Department of Electrical Engineering, Regional University of Blumenau, Rua São Paulo 3250, Blumenau 89030-000, Brazil.
Fondazione Bruno Kessler, Via Sommarive 18, 38123 Trento, Italy.
Sensors (Basel). 2022 Aug 16;22(16):6121. doi: 10.3390/s22166121.
To improve the monitoring of the electrical power grid, it is necessary to evaluate the influence of contamination in relation to leakage current and its progression to a disruptive discharge. In this paper, insulators were tested in a saline chamber to simulate the increase of salt contamination on their surface. From the time series forecasting of the leakage current, it is possible to evaluate the development of the fault before a flashover occurs. In this paper, for a complete evaluation, the long short-term memory (LSTM), group method of data handling (GMDH), adaptive neuro-fuzzy inference system (ANFIS), bootstrap aggregation (bagging), sequential learning (boosting), random subspace, and stacked generalization (stacking) ensemble learning models are analyzed. From the results of the best structure of the models, the hyperparameters are evaluated and the wavelet transform is used to obtain an enhanced model. The contribution of this paper is related to the improvement of well-established models using the wavelet transform, thus obtaining hybrid models that can be used for several applications. The results showed that using the wavelet transform leads to an improvement in all the used models, especially the wavelet ANFIS model, which had a mean RMSE of 1.58 ×10-3, being the model that had the best result. Furthermore, the results for the standard deviation were 2.18 ×10-19, showing that the model is stable and robust for the application under study. Future work can be performed using other components of the distribution power grid susceptible to contamination because they are installed outdoors.

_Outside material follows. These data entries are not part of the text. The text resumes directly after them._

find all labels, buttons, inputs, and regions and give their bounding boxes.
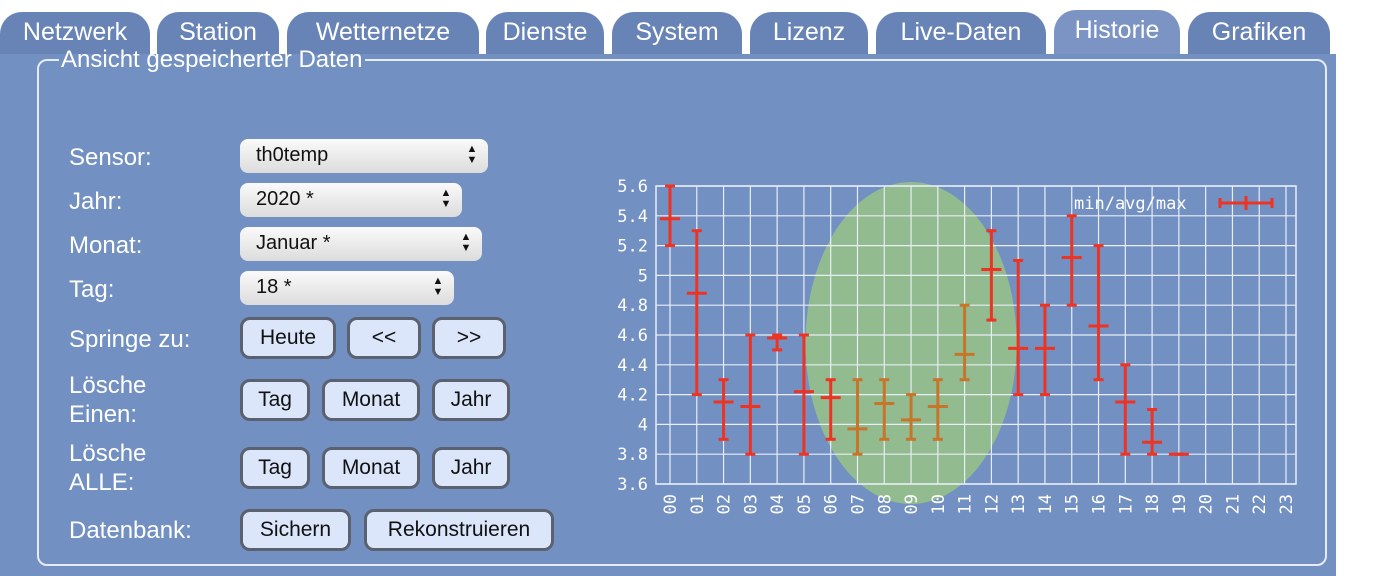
x-tick-label: 12 — [982, 494, 1002, 514]
rebuild-button[interactable]: Rekonstruieren — [364, 509, 554, 551]
x-tick-label: 01 — [688, 494, 708, 514]
stored-data-fieldset: Ansicht gespeicherter Daten — [37, 46, 1327, 566]
fieldset-legend: Ansicht gespeicherter Daten — [61, 46, 363, 73]
x-tick-label: 22 — [1250, 494, 1270, 514]
delete-one-year-button[interactable]: Jahr — [432, 379, 510, 421]
x-tick-label: 14 — [1036, 494, 1056, 514]
y-tick-label: 4.8 — [617, 296, 648, 316]
tag-select[interactable]: 18 * ▲ ▼ — [240, 271, 454, 305]
x-tick-label: 17 — [1116, 494, 1136, 514]
y-tick-label: 5.4 — [617, 207, 648, 227]
y-tick-label: 4.6 — [617, 326, 648, 346]
history-chart: 3.6 3.8 4 4.2 4.4 4.6 4.8 5 5.2 5.4 5.6 00 01 02 03 04 0… — [617, 177, 1297, 514]
y-tick-label: 4 — [638, 415, 648, 435]
loesche-alle-label-line1: Lösche — [69, 440, 147, 467]
delete-one-day-button[interactable]: Tag — [240, 379, 310, 421]
x-tick-label: 03 — [741, 494, 761, 514]
loesche-alle-label-line2: ALLE: — [69, 469, 135, 496]
previous-day-button[interactable]: << — [347, 317, 421, 359]
updown-arrows-icon: ▲ ▼ — [432, 275, 444, 298]
updown-arrows-icon: ▲ ▼ — [466, 143, 478, 166]
x-tick-label: 08 — [875, 494, 895, 514]
y-tick-label: 5.2 — [617, 237, 648, 257]
delete-all-month-button[interactable]: Monat — [322, 447, 420, 489]
x-tick-label: 19 — [1170, 494, 1190, 514]
sensor-select[interactable]: th0temp ▲ ▼ — [240, 139, 488, 173]
delete-one-month-button[interactable]: Monat — [322, 379, 420, 421]
x-tick-label: 04 — [768, 494, 788, 514]
backup-button[interactable]: Sichern — [240, 509, 351, 551]
datenbank-label: Datenbank: — [69, 517, 192, 544]
sensor-select-value: th0temp — [256, 144, 329, 166]
y-tick-label: 5.6 — [617, 177, 648, 197]
jahr-select-value: 2020 * — [256, 188, 314, 210]
y-tick-label: 3.8 — [617, 445, 648, 465]
loesche-einen-label-line2: Einen: — [69, 401, 138, 428]
legend-label: min/avg/max — [1074, 194, 1187, 214]
today-button[interactable]: Heute — [240, 317, 336, 359]
x-tick-label: 11 — [956, 494, 976, 514]
x-tick-label: 15 — [1063, 494, 1083, 514]
x-tick-label: 16 — [1090, 494, 1110, 514]
delete-all-year-button[interactable]: Jahr — [432, 447, 510, 489]
jahr-label: Jahr: — [69, 188, 123, 215]
next-day-button[interactable]: >> — [432, 317, 506, 359]
x-tick-label: 02 — [715, 494, 735, 514]
x-tick-label: 20 — [1197, 494, 1217, 514]
tag-label: Tag: — [69, 276, 115, 303]
updown-arrows-icon: ▲ ▼ — [440, 187, 452, 210]
plot-frame — [655, 185, 1297, 485]
monat-select-value: Januar * — [256, 232, 331, 254]
monat-select[interactable]: Januar * ▲ ▼ — [240, 227, 482, 261]
jahr-select[interactable]: 2020 * ▲ ▼ — [240, 183, 462, 217]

为了改善电网的监测,有必要评估污染对泄漏电流及其向破坏性放电发展的影响。在本文中,通过在盐雾室中测试绝缘子来模拟其表面盐污染的增加。通过泄漏电流的时间序列预测,可以在闪络发生之前评估故障的发展情况。在本文中,为了进行全面评估,分析了长短时记忆 (LSTM)、数据处理群方法 (GMDH)、自适应神经模糊推理系统 (ANFIS)、自举聚合 (bagging)、顺序学习 (boosting)、随机子空间和堆叠泛化 (stacking) 集成学习模型。从模型最佳结构的结果中,评估了超参数并使用小波变换来获得增强模型。本文的贡献在于使用小波变换改进了成熟的模型,从而获得了可用于多种应用的混合模型。结果表明,使用小波变换可提高所有使用模型的性能,尤其是小波 ANFIS 模型,其均方根误差 (RMSE) 的平均值为 1.58×10-3,是表现最好的模型。此外,标准偏差的结果为 2.18×10-19,表明该模型对于研究中的应用具有稳定性和鲁棒性。未来的工作可以使用易受污染的配电网络的其他组件进行,因为它们安装在户外。